In 2009, Vehlow spent the summer in Jerusalem where she gave a paper at the World Congress of Jewish Studies. She will also speak at the Association of Jewish Studies Conference in December on "Teaching Jewish Studies in the Deep South." Next summer, she will speak at the meeting of the European Association of Jewish Studies in Ravenna, Italy.

She recently published an article on rabbinic traditions on the Septuagint and is in the process of completing two articles on medieval Jewish historiography. Dr. Vehlow plans to complete her first book, an edition of the historical writings of Abraham Ibn Daud by the end of next summer. She continues to teach introductory courses in religious studies and will teach a course on the Hebrew Bible in spring that includes a look at rabbinic and patristic exegesis.




Other News & updates

Carl Evans

Carl Evans

Carl Evans retired as a teaching faculty member in May of 2009 after thirty-five years with the Department of Religious Studies and twelve years as Chair of the Department.

Carl organized the Interfaith Partners of South Carolina in 2011 to bring together the various interfaith organizations in South Carolina for mutual coordination and cooperation. The Department of Religious Studies has entered into agreement with the IPSC for collaborative events.

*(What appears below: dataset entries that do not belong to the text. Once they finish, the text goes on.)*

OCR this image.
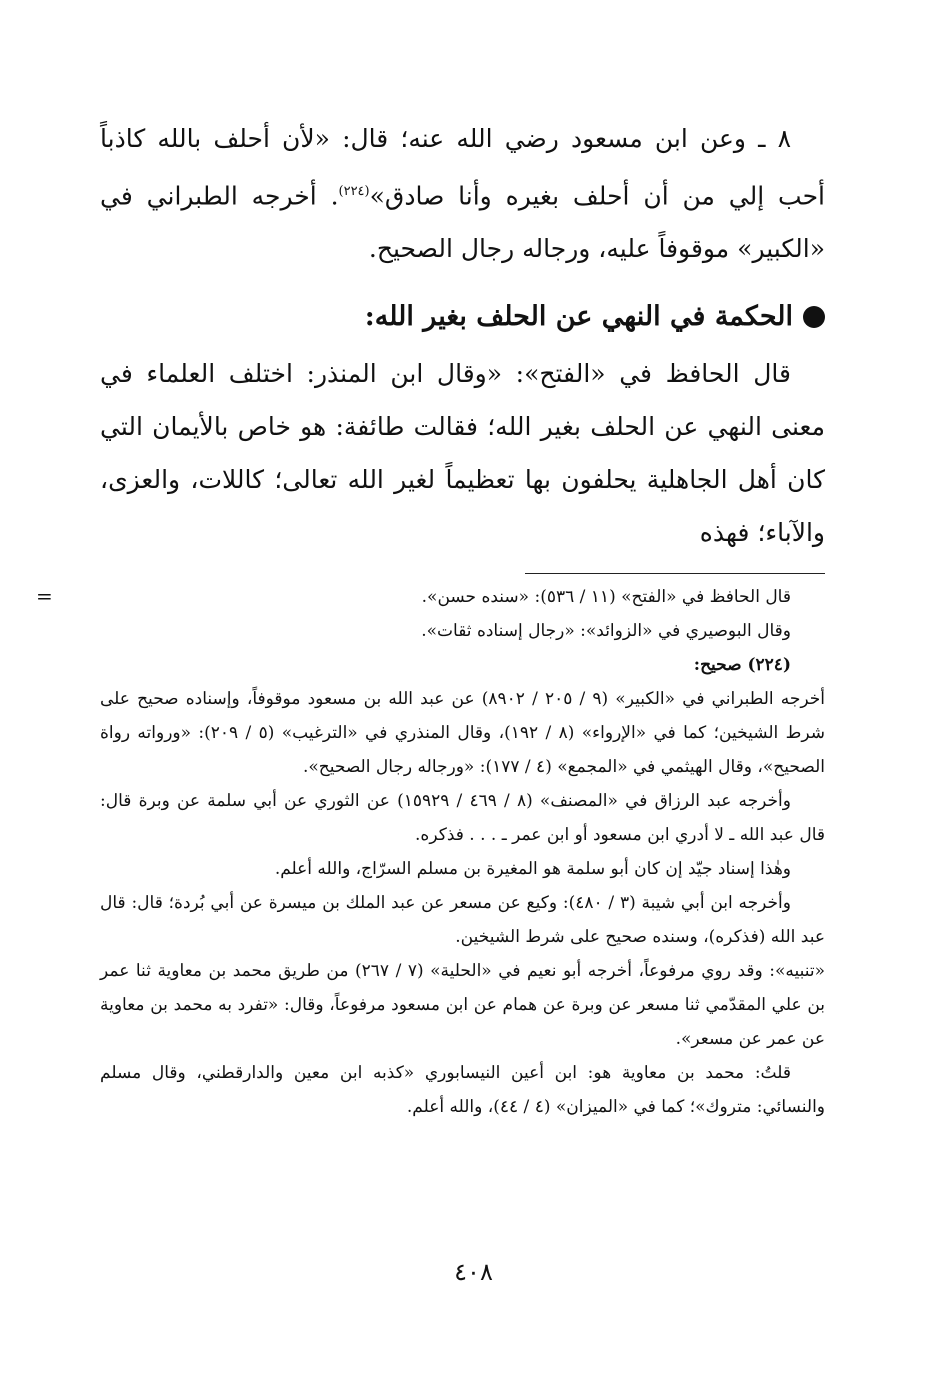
٨ ـ وعن ابن مسعود رضي الله عنه؛ قال: «لأن أحلف بالله كاذباً أحب إلي من أن أحلف بغيره وأنا صادق»$^{(٢٢٤)}$. أخرجه الطبراني في «الكبير» موقوفاً عليه، ورجاله رجال الصحيح.

الحكمة في النهي عن الحلف بغير الله:

قال الحافظ في «الفتح»: «وقال ابن المنذر: اختلف العلماء في معنى النهي عن الحلف بغير الله؛ فقالت طائفة: هو خاص بالأيمان التي كان أهل الجاهلية يحلفون بها تعظيماً لغير الله تعالى؛ كاللات، والعزى، والآباء؛ فهذه

=	قال الحافظ في «الفتح» (١١ / ٥٣٦): «سنده حسن».

وقال البوصيري في «الزوائد»: «رجال إسناده ثقات».

(٢٢٤) صحيح:

أخرجه الطبراني في «الكبير» (٩ / ٢٠٥ / ٨٩٠٢) عن عبد الله بن مسعود موقوفاً، وإسناده صحيح على شرط الشيخين؛ كما في «الإرواء» (٨ / ١٩٢)، وقال المنذري في «الترغيب» (٥ / ٢٠٩): «ورواته رواة الصحيح»، وقال الهيثمي في «المجمع» (٤ / ١٧٧): «ورجاله رجال الصحيح».

وأخرجه عبد الرزاق في «المصنف» (٨ / ٤٦٩ / ١٥٩٢٩) عن الثوري عن أبي سلمة عن وبرة قال: قال عبد الله ـ لا أدري ابن مسعود أو ابن عمر ـ . . . فذكره.

وهٰذا إسناد جيّد إن كان أبو سلمة هو المغيرة بن مسلم السرّاج، والله أعلم.

وأخرجه ابن أبي شيبة (٣ / ٤٨٠): وكيع عن مسعر عن عبد الملك بن ميسرة عن أبي بُردة؛ قال: قال عبد الله (فذكره)، وسنده صحيح على شرط الشيخين.

«تنبيه»: وقد روي مرفوعاً، أخرجه أبو نعيم في «الحلية» (٧ / ٢٦٧) من طريق محمد بن معاوية ثنا عمر بن علي المقدّمي ثنا مسعر عن وبرة عن همام عن ابن مسعود مرفوعاً، وقال: «تفرد به محمد بن معاوية عن عمر عن مسعر».

قلتُ: محمد بن معاوية هو: ابن أعين النيسابوري «كذبه ابن معين والدارقطني، وقال مسلم والنسائي: متروك»؛ كما في «الميزان» (٤ / ٤٤)، والله أعلم.

٤٠٨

Evans continues his academic writing. He is working on a book titled Encountering the Other: A Social History on Ethnic and Cultural Diversity in Ancient Judah. The study charts the changing demographics in Judah during the late monarchic, exilic, and post-exilic periods and examines how various groups responded to the challenges of ethnic and religious diversity. He has been invited to contribute an article on "The Diaspora Idea in Biblical Writings" for the Encyclopedia of the Jewish Diaspora. And he is preparing a volume of personal reflections on coping with illness, death, and grief called The Shadow of Death: A Memoir.

Carl is vice chair of the South Carolina Commission on the Holocaust and is on the boards of the Ecumenical Institute of the Southeast and the South Carolina Christian Action Council.

Hal French

Hal French

Hal's book, Zen and the Art of Anything, came out in a third edition in 2009 by Praxis International, after earlier editions in 1999 and 2001. These may be ordered online or the first edition (the "classic" one!) may be ordered by contacting Hal directly at french@sc.edu for $10 (including shipping and handling). bookcover

Hal has been involved in a number of service projects, some with student groups, and one solo one following the tsunami, working there for a week in southern India, and taking over $3500 from our local interfaith group to help build an orphanage for tsunami victims. He’s also served on the Dobson Volunteer Service Committee for ten years, helping to facilitate students to become engaged in service projects.

He’s scheduled to offer his fourth Maymester course since 2006 in 2011, returning to Greece with Honors students. Other courses have been in Turkey and England. In 2010 he became Chair of the U.S. Chapter of the International Association for Religious Freedom, the world’s oldest interfaith organization, founded in 1900.

French continues to be involved in interfaith work, with his most recent engagement at the World Parliament of Religions in Melbourne, Australia in December of 2009, presenting a paper, "Ears Wide Open: the Art of Inloquence." He gave a plenary address at the annual meeting of the International Association for Religious Freedom in Clearwater, Florida in January of 2010 on the topic, "Reconciliation with Each Other, The Earth and the Stranger." In July of 2008 be taught a workshop, "Zen and the Art of Anything," to fifty American College students in a program on Humanistic Buddhism at a Buddhist center, Fo Guang Shan, in Taiwan. .

Donald Jones

Donald L. Jones

Donald Jones retired in the spring of 2008 after over 40 years of service to the department and the University.

He continues to teach some of his hallmark courses in Christian studies through the Evening School and Honors College. Fall of 2010 Dr. Jones will be teaching "Quest of the Historical Jesus" and "Life and Letters of Paul".